Thanks for your input. I was trying to minimize the differences.
>
> I will beg to differ; English is far more different than most might realise.
> Indeed, there are a lot of Americans and British who converse with each
> other without realizing that that their communications are being taken in a
> very different way than intended. I have lived in the USA for many years
> and still I find new differences, and things that I have been
> misunderstanding through the years.
>
> American vs. British Grammar (oxymoron) URL,
> https://englishplus.com/grammar/00000186.htm I think that Sir Winston
> Churchill’s quote was English humour, misunderstood in the translation to
> American (bearing in mind his mother was American). I do not see the BBC
> ending sentence with a preposition.
I understand that, but the “rule” was an artificial one nevertheless.
>
> Maths (not math) was my strong suit; typical of an engineer, Shamefully, I
> had little interest in English other than report writing, until moving to
> the US. It was trying to understand why Americans had bastardised the
> language more than others and how it reached this point that really got me
> interested in my own language. Hearing American television presenters
> crucifying the language that they describe as English made me cringe.
> Announcing the weeks “Winingest team” is not correct English.
I’m not crazy about “winningest” either. That term and ones like it often are first coined by advertisers.
A lot of the differences can actually be traced back to England. More early settlers of the US northeast were settled by people from East Anglia. The US southeast had many Scotch-Irish. But languages change over time and
distance. Considering we have gone our own ways for two hundred years, we are a lot closer than, say, the English of London in 1350 and 1600.
>
> I have learned that the greatest problem is the misapprehension that the
> English (and broader the British) and Americans speak use the same language.

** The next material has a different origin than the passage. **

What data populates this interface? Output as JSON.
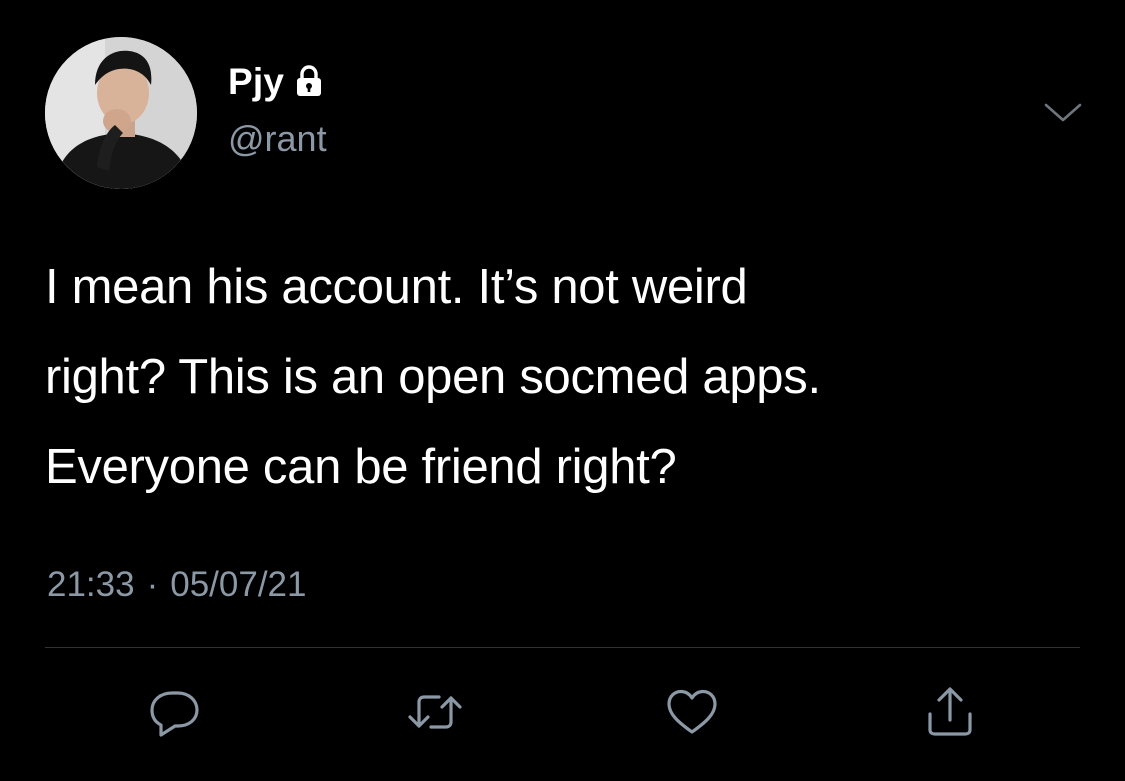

> If grammatical rules are to be quoted in the name of being English, then
> there is one that is correct. That is English! But this is not saying that
> “knowing where it is at” is bad American, just bad English.
>
“Where it’s at” was originally coined deliberately knowing it was redundant.As a youngster, I recall viewing it as a grammatical joke. However popular songs (from both sides of the Atlantic, if I recall correctly) seemed to have made it easier to tolerate. Where replaces the prepositional phrase, so even Americans would consider this nonstandard, or at best colloquial. See our https://englishplus.com/grammar/00000179.htm .
My experience has been that most actual British-American misunderstanding comes from vocabulary (bonnet vs. hood, torch vs. flashlight, pants vs. underwear, that sort of thing).
> This site may be of interest and if I understand correctly, does much for
> English, as it seems your product does for American.
>
> http://www.the-times.co.uk/styleguide/ The Times Style Guide aims to provide
> a quick reference to contentious points of grammar and spelling and to guide
> through specialised areas where confusions have arisen in the past. The
> alphabetical list covers the main points from previous style guides as well
> as recurring problems experienced by editorial staff
>
This is excellent. I will carry a link to this on my site. (It may take a
few days before it gets posted). Thank you for calling my attention to it.
Alas, the Times has removed its online stye guide, so the above link no longer works. Our Grammar Slammer is still posted.